We also developed new algorithms which can effectively eliminate the most prominent artifacts in the HIRES images, namely cross-scan striping and ringing around bright point sources.

Cross-scan striping is caused by imperfect calibration of detector offset and gain. These are estimated within the HIRES scheme and compensated for. The resulting constrained algorithm decreases the striping power monotonically to a negligible level after about 10 iterations, as shown by Fourier analysis of the output image, unlike the unconstrained case, where striping builds up along with the resolution enhancement.

The ringing problem is tackled by incorporating an entropy prior to the goodness-of-fit function. This gives an image update rule which boosts the correction factors for bright pixels, thus extrapolating the high spatial frequency components and effectively suppressing the ringing artifact.

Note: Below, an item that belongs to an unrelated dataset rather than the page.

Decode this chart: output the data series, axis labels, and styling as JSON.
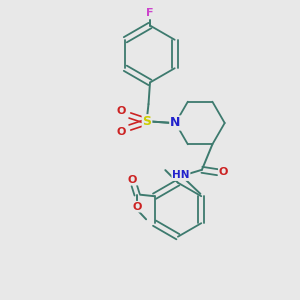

The parallelization and artifact reduction effort are complementary to each other. The artifact reduced algorithm allows the HIRES iterations to be carried out much further than before, achieving higher resolution without the contamination from artifacts. This in turn requires more computation time, which is provided by the parallel facilities.

We are therefore able to undertake an ambitious project --- HIRES mapping of the Galactic plane at 60 and 100 microns. These maps will represent a 20-fold improvement in areal information content over current IRAS maps and will be valuable for a wide range of scientific studies.